Which is not to say the audience wasn’t screaming for the entire show, because they were. As he must have expected, the response to his unexpectedly low-key latest album, “Kiss All the Time. Disco, Occasionally.,” has been less fanatical than that of his previous albums — which, to be fair, is a very high bar. But the songs grow much bigger in a live setting, as his songs often do. In large part that’s down to his versatile and deeply professional band, which has grown to some 18 musicians at certain points during the show (when the 10-piece core group is joined by an eight-member string section). But of course, it’s mostly down to him.

Styles is a one-in-several-million performer, unusually warm and charismatic, communicating an almost irresistible joyfulness in his loose-limbed, stumbly dancing, and in the positivity of the things he says to the crowd between songs — messages about togetherness and respect and sensitivity to others, about the love of music and dancing, nothing terribly profound if written down, but in his voice, and in this context, undeniably powerful.  

In terms of pacing, the goal seemed to be to ease the audience into the new material. The show opened with a video of Styles walking through a garden and getting a phone call, as he does on the new album, with a woman’s voice asking, “Harry, are you coming out tonight?” From there, the giant video screens light up with animated images before the band kicks in and styles, clad in sneakers, black slacks and a red leather jacket, launches into “Are You Listening Yet” from the new album. By the end of the first verse, he was halfway down one of the illuminated walkways that encircled nearly the entire floor of the almost 70,000-capacity stadium, giving him maximum contact with the crowd.

But he followed with four of his fans’ most beloevd hits: “Golden,” “Adore You,” “Watermelon Sugar” and “Music for a Sushi Restaurant.” A pair of new songs followed, and he concluded “What we like to call act one of the show” with a gentle version of “the song we used to end the set with, but now it feels more like a beginning”: the title track of his second album, “Fine Line.” For the rest of the show, he promised “we’ll be dancing.”  

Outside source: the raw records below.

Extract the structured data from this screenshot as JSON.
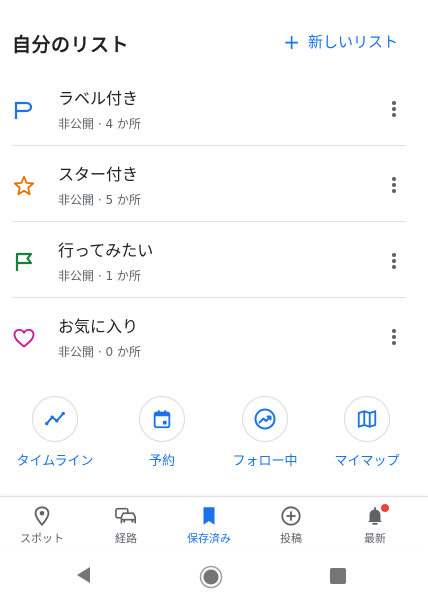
{
  "header": {
    "title": "自分のリスト",
    "new_list_plus": "+",
    "new_list_label": "新しいリスト"
  },
  "lists": [
    {
      "title": "ラベル付き",
      "subtitle": "非公開 · 4 か所",
      "icon": "label-flag-icon",
      "icon_color": "#1a73e8"
    },
    {
      "title": "スター付き",
      "subtitle": "非公開 · 5 か所",
      "icon": "star-icon",
      "icon_color": "#e37400"
    },
    {
      "title": "行ってみたい",
      "subtitle": "非公開 · 1 か所",
      "icon": "flag-icon",
      "icon_color": "#188038"
    },
    {
      "title": "お気に入り",
      "subtitle": "非公開 · 0 か所",
      "icon": "heart-icon",
      "icon_color": "#c5219f"
    }
  ],
  "shortcuts": [
    {
      "label": "タイムライン",
      "icon": "timeline-icon"
    },
    {
      "label": "予約",
      "icon": "calendar-icon"
    },
    {
      "label": "フォロー中",
      "icon": "trending-icon"
    },
    {
      "label": "マイマップ",
      "icon": "map-icon"
    }
  ],
  "bottom_nav": [
    {
      "label": "スポット",
      "icon": "location-pin-icon",
      "active": false
    },
    {
      "label": "経路",
      "icon": "car-icon",
      "active": false
    },
    {
      "label": "保存済み",
      "icon": "bookmark-icon",
      "active": true
    },
    {
      "label": "投稿",
      "icon": "add-circle-icon",
      "active": false
    },
    {
      "label": "最新",
      "icon": "bell-icon",
      "active": false,
      "badge": true
    }
  ],
  "colors": {
    "accent": "#1a73e8",
    "text_primary": "#202124",
    "text_secondary": "#5f6368",
    "badge": "#ea4335"
  }
}
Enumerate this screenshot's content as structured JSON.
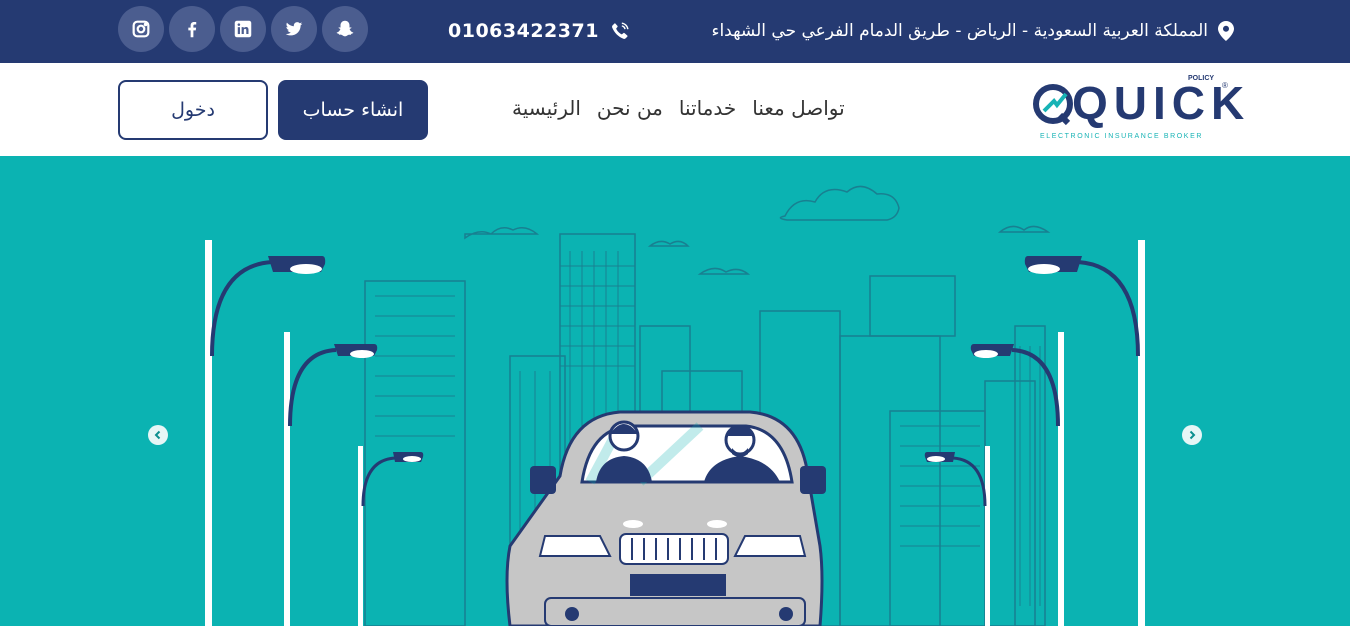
{
  "topbar": {
    "address": "المملكة العربية السعودية - الرياض - طريق الدمام الفرعي حي الشهداء",
    "phone": "01063422371",
    "social": [
      "instagram-icon",
      "facebook-icon",
      "linkedin-icon",
      "twitter-icon",
      "snapchat-icon"
    ]
  },
  "nav": {
    "links": [
      "الرئيسية",
      "من نحن",
      "خدماتنا",
      "تواصل معنا"
    ],
    "signup_label": "انشاء حساب",
    "login_label": "دخول"
  },
  "logo": {
    "word": "QUICK",
    "small": "POLICY",
    "tagline": "ELECTRONIC INSURANCE BROKER"
  },
  "colors": {
    "brand": "#253a72",
    "accent": "#0bb3b2"
  }
}
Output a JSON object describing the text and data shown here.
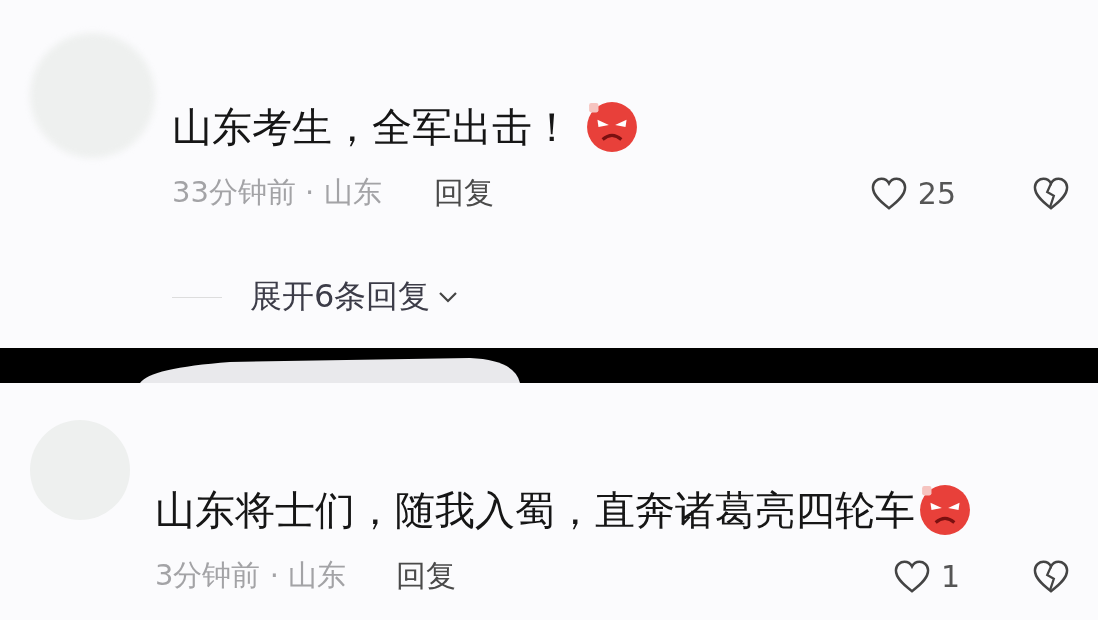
{
  "comments": [
    {
      "text": "山东考生，全军出击！",
      "time": "33分钟前 · 山东",
      "reply": "回复",
      "likes": "25",
      "expand": "展开6条回复"
    },
    {
      "text": "山东将士们，随我入蜀，直奔诸葛亮四轮车",
      "time": "3分钟前 · 山东",
      "reply": "回复",
      "likes": "1"
    }
  ]
}
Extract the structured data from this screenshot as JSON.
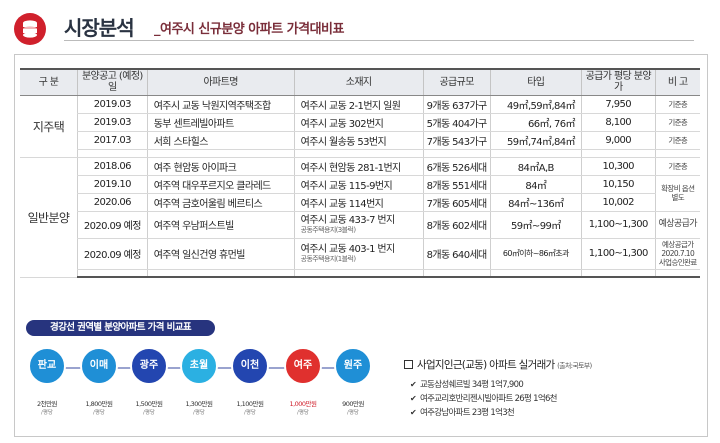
{
  "header": {
    "title": "시장분석",
    "subtitle": "_여주시 신규분양 아파트 가격대비표"
  },
  "table": {
    "headers": [
      "구 분",
      "분양공고 (예정)일",
      "아파트명",
      "소재지",
      "공급규모",
      "타입",
      "공급가 평당 분양가",
      "비 고"
    ],
    "groups": [
      {
        "label": "지주택",
        "rows": [
          {
            "date": "2019.03",
            "name": "여주시 교동 낙원지역주택조합",
            "addr": "여주시 교동 2-1번지 일원",
            "addr_sub": "",
            "scale": "9개동 637가구",
            "type": "49㎡,59㎡,84㎡",
            "price": "7,950",
            "note": "기준층"
          },
          {
            "date": "2019.03",
            "name": "동부 센트레빌아파트",
            "addr": "여주시 교동 302번지",
            "addr_sub": "",
            "scale": "5개동 404가구",
            "type": "66㎡, 76㎡",
            "price": "8,100",
            "note": "기준층"
          },
          {
            "date": "2017.03",
            "name": "서희 스타힐스",
            "addr": "여주시 월송동 53번지",
            "addr_sub": "",
            "scale": "7개동 543가구",
            "type": "59㎡,74㎡,84㎡",
            "price": "9,000",
            "note": "기준층"
          }
        ]
      },
      {
        "label": "일반분양",
        "rows": [
          {
            "date": "2018.06",
            "name": "여주 현암동 아이파크",
            "addr": "여주시 현암동 281-1번지",
            "addr_sub": "",
            "scale": "6개동 526세대",
            "type": "84㎡A,B",
            "price": "10,300",
            "note": "기준층"
          },
          {
            "date": "2019.10",
            "name": "여주역 대우푸르지오 클라레드",
            "addr": "여주시 교동 115-9번지",
            "addr_sub": "",
            "scale": "8개동 551세대",
            "type": "84㎡",
            "price": "10,150",
            "note": "확장비 옵션별도"
          },
          {
            "date": "2020.06",
            "name": "여주역 금호어울림 베르티스",
            "addr": "여주시 교동 114번지",
            "addr_sub": "",
            "scale": "7개동 605세대",
            "type": "84㎡~136㎡",
            "price": "10,002",
            "note": ""
          },
          {
            "date": "2020.09 예정",
            "name": "여주역 우남퍼스트빌",
            "addr": "여주시 교동 433-7 번지",
            "addr_sub": "공동주택용지(3블럭)",
            "scale": "8개동 602세대",
            "type": "59㎡~99㎡",
            "price": "1,100~1,300",
            "note": "예상공급가"
          },
          {
            "date": "2020.09 예정",
            "name": "여주역 일신건영 휴먼빌",
            "addr": "여주시 교동 403-1 번지",
            "addr_sub": "공동주택용지(1블럭)",
            "scale": "8개동 640세대",
            "type": "60㎡이하~86㎡초과",
            "price": "1,100~1,300",
            "note": "예상공급가 2020.7.10 사업승인완료"
          }
        ]
      }
    ]
  },
  "compare": {
    "title": "경강선 권역별 분양아파트 가격 비교표",
    "stations": [
      {
        "name": "판교",
        "price": "2천만원",
        "unit": "/평당",
        "color": "#1f8fd6"
      },
      {
        "name": "이매",
        "price": "1,800만원",
        "unit": "/평당",
        "color": "#1f8fd6"
      },
      {
        "name": "광주",
        "price": "1,500만원",
        "unit": "/평당",
        "color": "#2346b0"
      },
      {
        "name": "초월",
        "price": "1,300만원",
        "unit": "/평당",
        "color": "#2bb0e2"
      },
      {
        "name": "이천",
        "price": "1,100만원",
        "unit": "/평당",
        "color": "#2346b0"
      },
      {
        "name": "여주",
        "price": "1,000만원",
        "unit": "/평당",
        "color": "#e0302e"
      },
      {
        "name": "원주",
        "price": "900만원",
        "unit": "/평당",
        "color": "#1f8fd6"
      }
    ]
  },
  "trades": {
    "title": "사업지인근(교동) 아파트 실거래가",
    "source": "(출처:국토부)",
    "items": [
      "교동삼성쉐르빌 34평 1억7,900",
      "여주교리호반리젠시빌아파트 26평 1억6천",
      "여주강남아파트 23평 1억3천"
    ]
  }
}
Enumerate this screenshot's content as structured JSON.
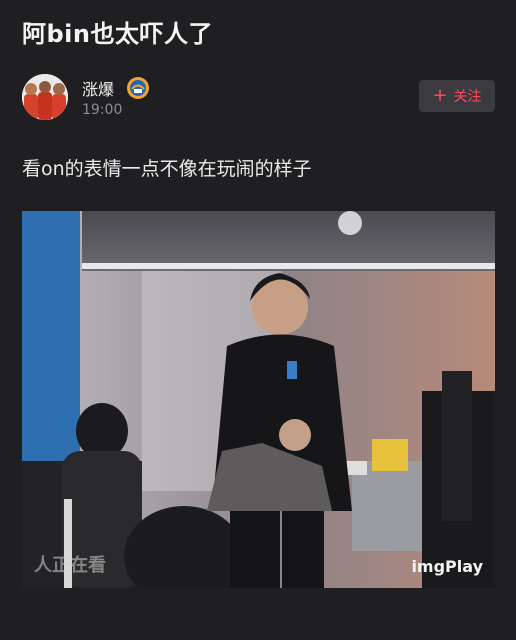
{
  "post": {
    "title": "阿bin也太吓人了",
    "author": {
      "name": "涨爆",
      "time": "19:00",
      "avatar_icon": "basketball-team-avatar-icon",
      "badge_icon": "team-badge-icon"
    },
    "follow_button": {
      "label": "关注",
      "icon": "plus-icon",
      "color": "#ff4b5c"
    },
    "content_text": "看on的表情一点不像在玩闹的样子",
    "media": {
      "type": "gif",
      "overlay_text": "人正在看",
      "watermark": "imgPlay"
    }
  },
  "colors": {
    "background": "#1f1f22",
    "accent": "#ff4b5c",
    "button_bg": "#3a3a3f",
    "muted_text": "#8e8e93"
  }
}
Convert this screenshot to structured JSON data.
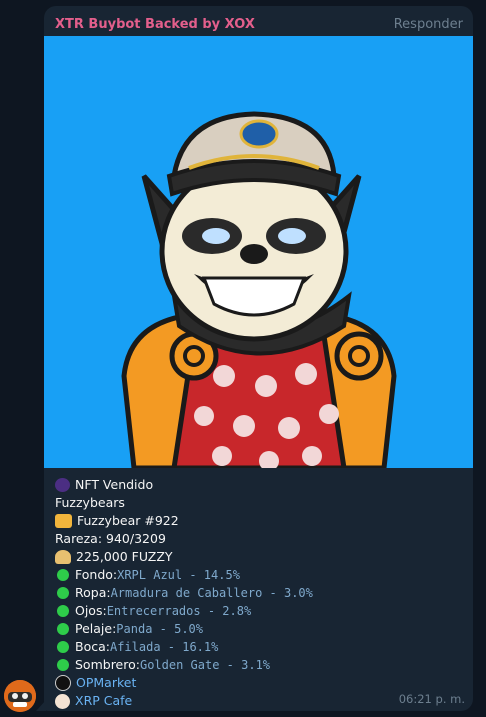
{
  "message": {
    "sender": "XTR Buybot Backed by XOX",
    "reply_label": "Responder",
    "time": "06:21 p. m."
  },
  "lines": {
    "sold": "NFT Vendido",
    "collection": "Fuzzybears",
    "item": "Fuzzybear #922",
    "rarity": "Rareza: 940/3209",
    "price": "225,000 FUZZY"
  },
  "traits": [
    {
      "label": "Fondo:",
      "value": "XRPL Azul - 14.5%"
    },
    {
      "label": "Ropa:",
      "value": "Armadura de Caballero - 3.0%"
    },
    {
      "label": "Ojos:",
      "value": "Entrecerrados - 2.8%"
    },
    {
      "label": "Pelaje:",
      "value": "Panda - 5.0%"
    },
    {
      "label": "Boca:",
      "value": "Afilada - 16.1%"
    },
    {
      "label": "Sombrero:",
      "value": "Golden Gate - 3.1%"
    }
  ],
  "links": {
    "market": "OPMarket",
    "cafe": "XRP Cafe"
  },
  "icons": {
    "nft": "nft-badge-icon",
    "item": "bear-emoji-icon",
    "price": "money-emoji-icon",
    "trait": "green-circle-icon",
    "market": "opmarket-logo-icon",
    "cafe": "xrpcafe-logo-icon"
  },
  "colors": {
    "background": "#0e1621",
    "bubble": "#182533",
    "sender": "#e35f8c",
    "link": "#6ab3f3",
    "image_bg": "#18a0f5"
  }
}
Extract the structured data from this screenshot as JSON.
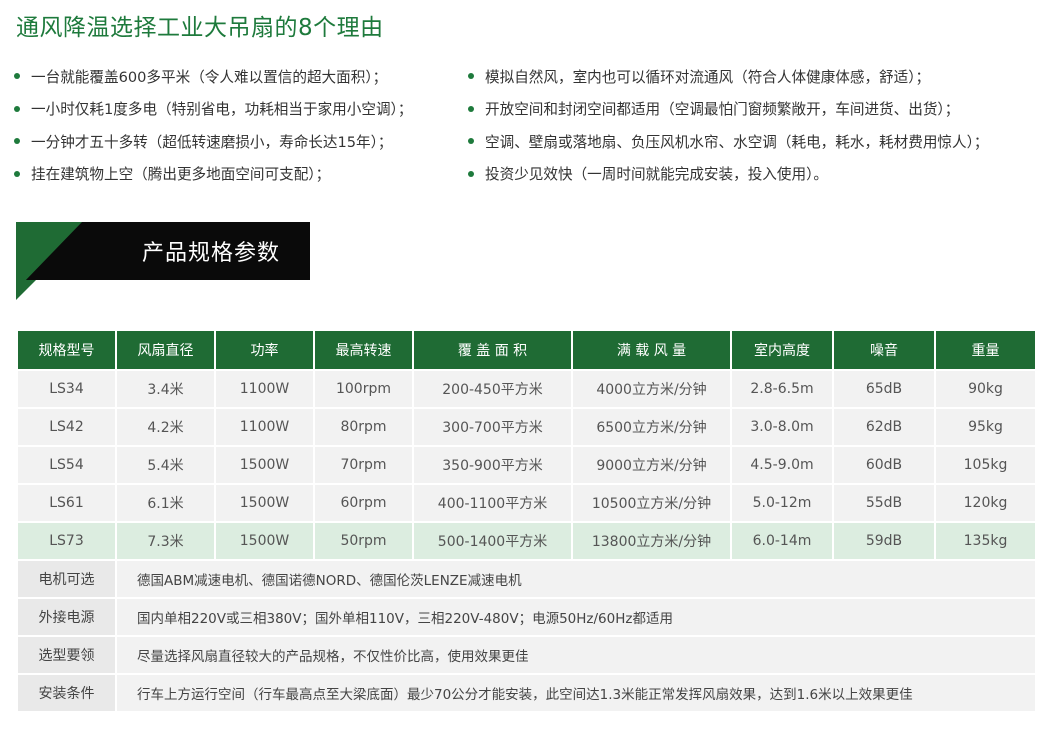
{
  "title": "通风降温选择工业大吊扇的8个理由",
  "reasons_left": [
    "一台就能覆盖600多平米（令人难以置信的超大面积）；",
    "一小时仅耗1度多电（特别省电，功耗相当于家用小空调）；",
    "一分钟才五十多转（超低转速磨损小，寿命长达15年）；",
    "挂在建筑物上空（腾出更多地面空间可支配）；"
  ],
  "reasons_right": [
    "模拟自然风，室内也可以循环对流通风（符合人体健康体感，舒适）；",
    "开放空间和封闭空间都适用（空调最怕门窗频繁敞开，车间进货、出货）；",
    "空调、壁扇或落地扇、负压风机水帘、水空调（耗电，耗水，耗材费用惊人）；",
    "投资少见效快（一周时间就能完成安装，投入使用）。"
  ],
  "section_title": "产品规格参数",
  "table": {
    "headers": [
      "规格型号",
      "风扇直径",
      "功率",
      "最高转速",
      "覆 盖 面 积",
      "满 载 风 量",
      "室内高度",
      "噪音",
      "重量"
    ],
    "rows": [
      [
        "LS34",
        "3.4米",
        "1100W",
        "100rpm",
        "200-450平方米",
        "4000立方米/分钟",
        "2.8-6.5m",
        "65dB",
        "90kg"
      ],
      [
        "LS42",
        "4.2米",
        "1100W",
        "80rpm",
        "300-700平方米",
        "6500立方米/分钟",
        "3.0-8.0m",
        "62dB",
        "95kg"
      ],
      [
        "LS54",
        "5.4米",
        "1500W",
        "70rpm",
        "350-900平方米",
        "9000立方米/分钟",
        "4.5-9.0m",
        "60dB",
        "105kg"
      ],
      [
        "LS61",
        "6.1米",
        "1500W",
        "60rpm",
        "400-1100平方米",
        "10500立方米/分钟",
        "5.0-12m",
        "55dB",
        "120kg"
      ],
      [
        "LS73",
        "7.3米",
        "1500W",
        "50rpm",
        "500-1400平方米",
        "13800立方米/分钟",
        "6.0-14m",
        "59dB",
        "135kg"
      ]
    ],
    "notes": [
      {
        "label": "电机可选",
        "text": "德国ABM减速电机、德国诺德NORD、德国伦茨LENZE减速电机"
      },
      {
        "label": "外接电源",
        "text": "国内单相220V或三相380V；国外单相110V，三相220V-480V；电源50Hz/60Hz都适用"
      },
      {
        "label": "选型要领",
        "text": "尽量选择风扇直径较大的产品规格，不仅性价比高，使用效果更佳"
      },
      {
        "label": "安装条件",
        "text": "行车上方运行空间（行车最高点至大梁底面）最少70公分才能安装，此空间达1.3米能正常发挥风扇效果，达到1.6米以上效果更佳"
      }
    ]
  },
  "colors": {
    "accent": "#1e7a3c",
    "header_bg": "#1f6b34",
    "highlight_row": "#dcede0"
  }
}
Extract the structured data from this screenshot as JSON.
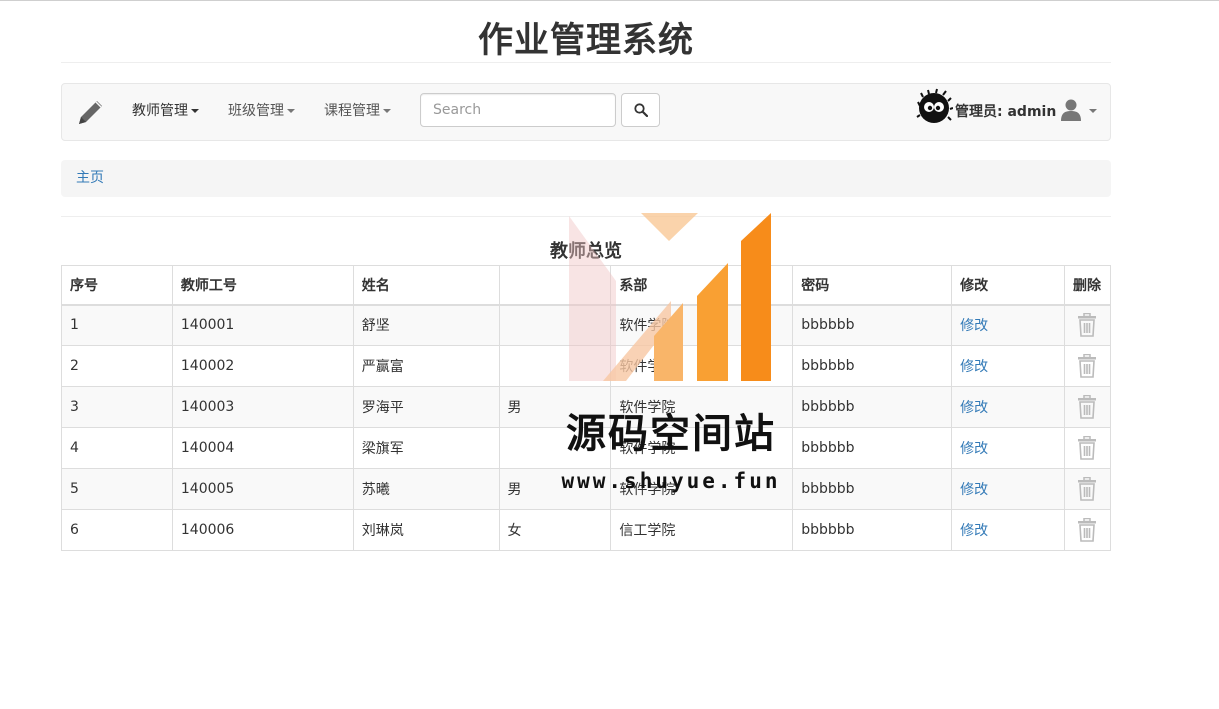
{
  "app": {
    "title": "作业管理系统"
  },
  "navbar": {
    "brand_icon": "pencil-icon",
    "menus": [
      {
        "label": "教师管理",
        "active": true
      },
      {
        "label": "班级管理",
        "active": false
      },
      {
        "label": "课程管理",
        "active": false
      }
    ],
    "search": {
      "placeholder": "Search",
      "value": "",
      "button_icon": "search-icon"
    },
    "admin_label": "管理员: admin",
    "user_icon": "user-icon"
  },
  "breadcrumb": {
    "home": "主页"
  },
  "table": {
    "caption": "教师总览",
    "columns": [
      "序号",
      "教师工号",
      "姓名",
      "",
      "系部",
      "密码",
      "修改",
      "删除"
    ],
    "edit_label": "修改",
    "rows": [
      {
        "no": "1",
        "id": "140001",
        "name": "舒坚",
        "gender": "",
        "dept": "软件学院",
        "password": "bbbbbb"
      },
      {
        "no": "2",
        "id": "140002",
        "name": "严赢富",
        "gender": "",
        "dept": "软件学院",
        "password": "bbbbbb"
      },
      {
        "no": "3",
        "id": "140003",
        "name": "罗海平",
        "gender": "男",
        "dept": "软件学院",
        "password": "bbbbbb"
      },
      {
        "no": "4",
        "id": "140004",
        "name": "梁旗军",
        "gender": "",
        "dept": "软件学院",
        "password": "bbbbbb"
      },
      {
        "no": "5",
        "id": "140005",
        "name": "苏曦",
        "gender": "男",
        "dept": "软件学院",
        "password": "bbbbbb"
      },
      {
        "no": "6",
        "id": "140006",
        "name": "刘琳岚",
        "gender": "女",
        "dept": "信工学院",
        "password": "bbbbbb"
      }
    ]
  },
  "watermark": {
    "name": "源码空间站",
    "url": "www.shuyue.fun"
  },
  "colors": {
    "link": "#337ab7",
    "navbar_bg": "#f8f8f8",
    "breadcrumb_bg": "#f5f5f5",
    "watermark_orange": "#f78c1a"
  }
}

The group eased into a new, mostly instrumental clubby song called “Italian Girls” before launching into “American Girls,” and from there it was almost entirely songs from the new album, many of them in energized arrangements. But what elevated them was the delivery: for two tracks, technicians moved instruments to the middle walkway and the entire band performed there, with Styles joined by two dancers for “Treat People With Kindness” and “Pop.” He talked with the crowd at length, addressing people holding signs, helping one named Theresa who couldn’t find her mother — “Theresa’s mum, are you here?” and she waved almost immediately; “That was so easy!,” Styles laughed. Another audience member named Jana said it was her birthday, so he led the entire crowd in a “Happy Birthday” singalong.

The main set wound down with two more songs “Disco, Occasionally” songs, “Carla’s Song” and “Aperture,” before the lights paused, signaling the crowd that the encore was coming. The full band — including string players — took their positions and Styles played “Matilda” and a soaring “Sign of the Times,” drawing out the chorus to epic length. He finished with what is probably his most joyful song, “As It Was,” showing off his well-publicized endurance as a runner by tearing down the walkways at full speed before walking slowly off the stage as the band vamped on the chorus. And with that, the show was over.

Styles will be on tour for the rest of this year — with multiple concerts in London, Brazil, Mexico, Australia and a whopping 30 shows at Madison Square Garden — and, sources say, well into next. It’s a lot to live up to — but on the basis of opening night in Amsterdam, Styles will be playing to ecstatic crowds for much longer than that.